Alain Sanchez, EMEA CISO, Senior Evangelist at Fortinet, says that even the most far-sighted of business leaders did not see the current remote working set up coming. “No contingency plan that I know of had forecasted that almost the entire workforce was grounded in just a couple of days. Even Telcos whose transport practices earned them the terminology of carrier-grade, were initially taken by surprise. But very rapidly, the importance of securing these traffics that were literally business critical, emerged as the immediate priority. Security could not be traded for connectivity and the irresponsible hackers that squeezed themselves into video conferences that did not implement the full authentication options, did in fact do the digital world a favour by accelerating a security wake-up call.”

The current situation urged emergency investment steps and Fortinet, for instance, saw its SD-WAN revenues growing significantly. “Already recognised by the Omdia report as the fastest growing vendor among all other SD-WAN vendors, Fortinet reported 305% year-over-year growth in the SD-WAN area,” said Sanchez. “This massive adoption of the holistic approach of cybersecurity incarnated by the Fortinet Security Fabric, says a lot about the maturity leap created by the recent crisis.” Sanchez says the times of disjointed and budget-consuming ‘best-of-breed’ are over and poses the question of whether the huge demand for broader, integrated and automated cybersecurity platforms is an indication of IT budget expansion.

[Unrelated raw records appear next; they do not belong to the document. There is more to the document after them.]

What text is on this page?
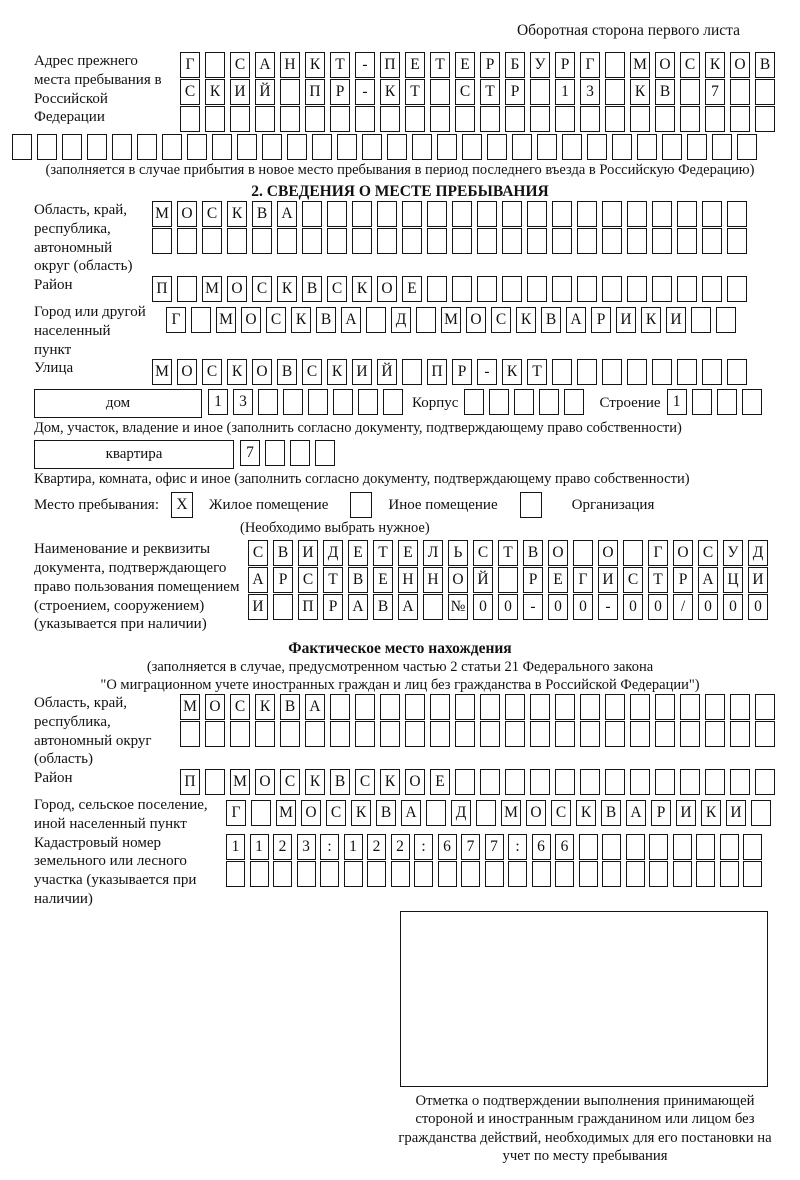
Оборотная сторона первого листа
Адрес прежнего места пребывания в Российской Федерации
Г	С А Н К Т - П Е Т Е Р Б У Р Г М О С К О В
С К И Й	П Р - К Т	С Т Р	1 3	К В	7
(заполняется в случае прибытия в новое место пребывания в период последнего въезда в Российскую Федерацию)
2. СВЕДЕНИЯ О МЕСТЕ ПРЕБЫВАНИЯ
Область, край, республика, автономный округ (область)
М О С К В А
Район	П М О С К В С К О Е
Город или другой населенный пункт
Г М О С К В А	Д М О С К В А Р И К И
Улица	М О С К О В С К И Й	П Р - К Т
дом	1 3	Корпус	Строение 1
Дом, участок, владение и иное (заполнить согласно документу, подтверждающему право собственности)
квартира	7
Квартира, комната, офис и иное (заполнить согласно документу, подтверждающему право собственности)
Место пребывания:	X	Жилое помещение	Иное помещение	Организация
(Необходимо выбрать нужное)
Наименование и реквизиты документа, подтверждающего право пользования помещением (строением, сооружением) (указывается при наличии)
С В И Д Е Т Е Л Ь С Т В О	О	Г О С У Д
А Р С Т В Е Н Н О Й	Р Е Г И С Т Р А Ц И
И	П Р А В А № 0 0 - 0 0 - 0 0 / 0 0 0
Фактическое место нахождения
(заполняется в случае, предусмотренном частью 2 статьи 21 Федерального закона
"О миграционном учете иностранных граждан и лиц без гражданства в Российской Федерации")
Область, край, республика, автономный округ (область)
М О С К В А
Район	П М О С К В С К О Е
Город, сельское поселение, иной населенный пункт
Г М О С К В А	Д М О С К В А Р И К И
Кадастровый номер земельного или лесного участка (указывается при наличии)
1 1 2 3 : 1 2 2 : 6 7 7 : 6 6
Отметка о подтверждении выполнения принимающей стороной и иностранным гражданином или лицом без гражданства действий, необходимых для его постановки на учет по месту пребывания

“Too many products lead to too many alerts which puts a tremendous amount of stress on the cybersecurity staff. Investments are thus shifting towards solutions that not only enable visibility, reporting and analytics for all ‘on platform’ devices and endpoints, but also enable multi-vendor incident detection to finally lead to unified orchestration of the response across the entire infrastructure.

“Business leaders hate to be locked in, so they rather invest in open, standardised solutions that offer a wide range of documented APIs and connectors not only to ensure seamless integration, but also to maintain the freedom of choice of strategic vendors such as cloud providers and Managed Security Service Providers. The same is happening in the cybersecurity world, investments are going massively to platforms that make openness and standardisation a core value,” said Sanchez.